Nafaka yükümlülükleri konusunda tarafların bilinçli olması gerekir. Mahkemenin hükmettiği nafakalar yasal birer yükümlülüktür ve ödenmemesi halinde icra takibi, gecikme faizi ve hatta nafaka borcuna ilişkin tazyik hapsi gibi yaptırımlarla karşılaşılabilir. Bu nedenle nafaka ödeyecek tarafın, karara itiraz hakkı saklı kalmak kaydıyla, ödeme planını aksatmadan yerine getirmesi önemlidir. Nafaka alacaklısı taraf da ekonomik koşullar değiştiğinde artırım davası açabileceği gibi, nafaka borçlusu da şartlar ağırlaşırsa azaltma veya kaldırma talebinde bulunabilir.
Mal paylaşımı boyutunda, evlilik süresince edinilen malların envanterinin doğru çıkarılması ve hak iddialarının zamanında yapılması gerekir. Boşanma kesinleştikten sonra mal rejiminin tasfiyesi için zamanaşımı süresi içinde dava açılması gerektiği unutulmamalıdır. Eşlerin, evlilik birliği içinde yaptıkları katkıları belgelemeleri ve gerekiyorsa mal rejimi davasında ileri sürmeleri kendi menfaatlerinedir.

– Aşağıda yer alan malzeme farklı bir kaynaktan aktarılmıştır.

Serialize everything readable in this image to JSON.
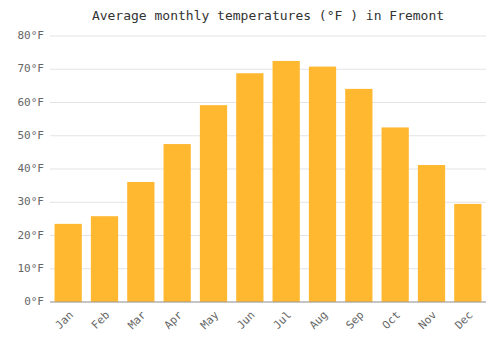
{
  "chart_data": {
    "type": "bar",
    "title": "Average monthly temperatures (°F ) in Fremont",
    "categories": [
      "Jan",
      "Feb",
      "Mar",
      "Apr",
      "May",
      "Jun",
      "Jul",
      "Aug",
      "Sep",
      "Oct",
      "Nov",
      "Dec"
    ],
    "values": [
      23.5,
      25.8,
      36.1,
      47.5,
      59.2,
      68.8,
      72.5,
      70.8,
      64.1,
      52.5,
      41.2,
      29.5
    ],
    "color": "#FFB830",
    "ylim": [
      0,
      80
    ],
    "yticks": [
      {
        "value": 0,
        "label": "0°F"
      },
      {
        "value": 10,
        "label": "10°F"
      },
      {
        "value": 20,
        "label": "20°F"
      },
      {
        "value": 30,
        "label": "30°F"
      },
      {
        "value": 40,
        "label": "40°F"
      },
      {
        "value": 50,
        "label": "50°F"
      },
      {
        "value": 60,
        "label": "60°F"
      },
      {
        "value": 70,
        "label": "70°F"
      },
      {
        "value": 80,
        "label": "80°F"
      }
    ],
    "grid": true
  }
}
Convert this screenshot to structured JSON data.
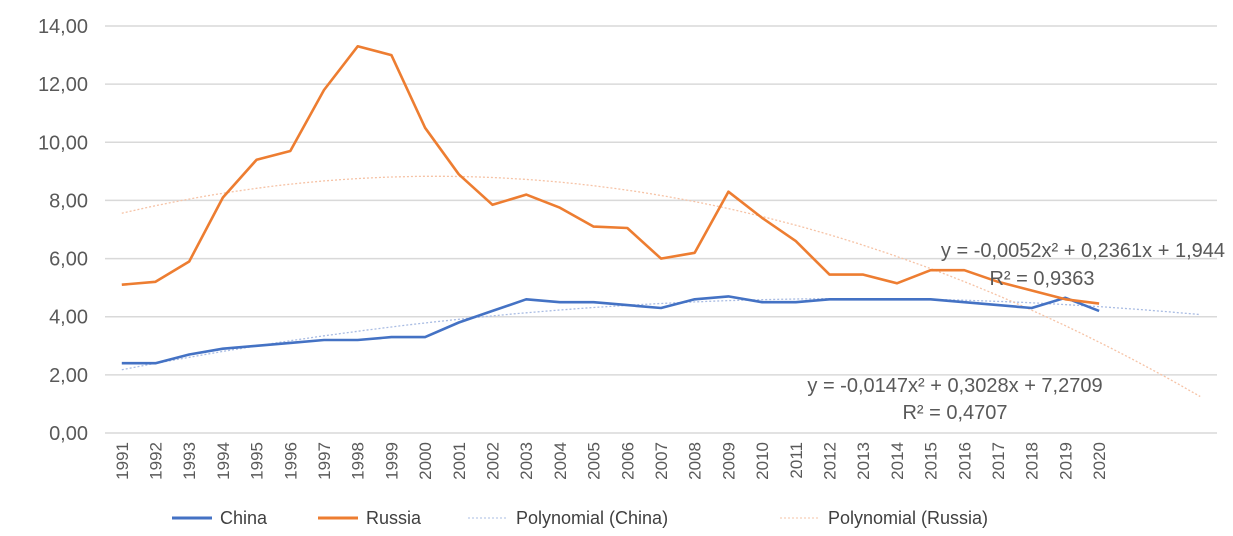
{
  "chart_data": {
    "type": "line",
    "title": "",
    "xlabel": "",
    "ylabel": "",
    "ylim": [
      0,
      14
    ],
    "ytick_labels": [
      "0,00",
      "2,00",
      "4,00",
      "6,00",
      "8,00",
      "10,00",
      "12,00",
      "14,00"
    ],
    "yticks": [
      0,
      2,
      4,
      6,
      8,
      10,
      12,
      14
    ],
    "grid": true,
    "legend_position": "bottom",
    "categories": [
      "1991",
      "1992",
      "1993",
      "1994",
      "1995",
      "1996",
      "1997",
      "1998",
      "1999",
      "2000",
      "2001",
      "2002",
      "2003",
      "2004",
      "2005",
      "2006",
      "2007",
      "2008",
      "2009",
      "2010",
      "2011",
      "2012",
      "2013",
      "2014",
      "2015",
      "2016",
      "2017",
      "2018",
      "2019",
      "2020"
    ],
    "series": [
      {
        "name": "China",
        "color": "#4472C4",
        "values": [
          2.4,
          2.4,
          2.7,
          2.9,
          3.0,
          3.1,
          3.2,
          3.2,
          3.3,
          3.3,
          3.8,
          4.2,
          4.6,
          4.5,
          4.5,
          4.4,
          4.3,
          4.6,
          4.7,
          4.5,
          4.5,
          4.6,
          4.6,
          4.6,
          4.6,
          4.5,
          4.4,
          4.3,
          4.65,
          4.2
        ]
      },
      {
        "name": "Russia",
        "color": "#ED7D31",
        "values": [
          5.1,
          5.2,
          5.9,
          8.1,
          9.4,
          9.7,
          11.8,
          13.3,
          13.0,
          10.5,
          8.9,
          7.85,
          8.2,
          7.75,
          7.1,
          7.05,
          6.0,
          6.2,
          8.3,
          7.4,
          6.6,
          5.45,
          5.45,
          5.15,
          5.6,
          5.6,
          5.2,
          4.9,
          4.6,
          4.45
        ]
      }
    ],
    "trendlines": [
      {
        "name": "Polynomial (China)",
        "color": "#A9BCE3",
        "coefficients": [
          -0.0052,
          0.2361,
          1.944
        ],
        "equation": "y = -0,0052x² + 0,2361x + 1,944",
        "r2": "R² = 0,9363",
        "forward_periods": 3
      },
      {
        "name": "Polynomial (Russia)",
        "color": "#F6C3A6",
        "coefficients": [
          -0.0147,
          0.3028,
          7.2709
        ],
        "equation": "y = -0,0147x² + 0,3028x + 7,2709",
        "r2": "R² = 0,4707",
        "forward_periods": 3
      }
    ],
    "legend": [
      "China",
      "Russia",
      "Polynomial (China)",
      "Polynomial (Russia)"
    ]
  }
}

Son olarak, boşanma sürecinde tarafların mümkün olduğunca sakin ve makul hareket etmeleri, çocuklar varsa onları çatışmanın dışında tutmaları tavsiye edilir. Hukuki hakların etkin biçimde kullanılabilmesi için uzman bir boşanma avukatından danışmanlık almak faydalı olacaktır. Boşanma hukukundaki yasal düzenlemeler ve Yargıtay içtihatları zaman içerisinde değişiklik gösterebilir; bu nedenle güncel gelişmelerin takibi önem arz eder. Tüm bu hususlara dikkat edildiğinde, boşanma süreci daha öngörülebilir ve yönetilebilir olacak, taraflar açısından yeni hayatlarına sağlıklı bir başlangıç yapma imkanı doğacaktır.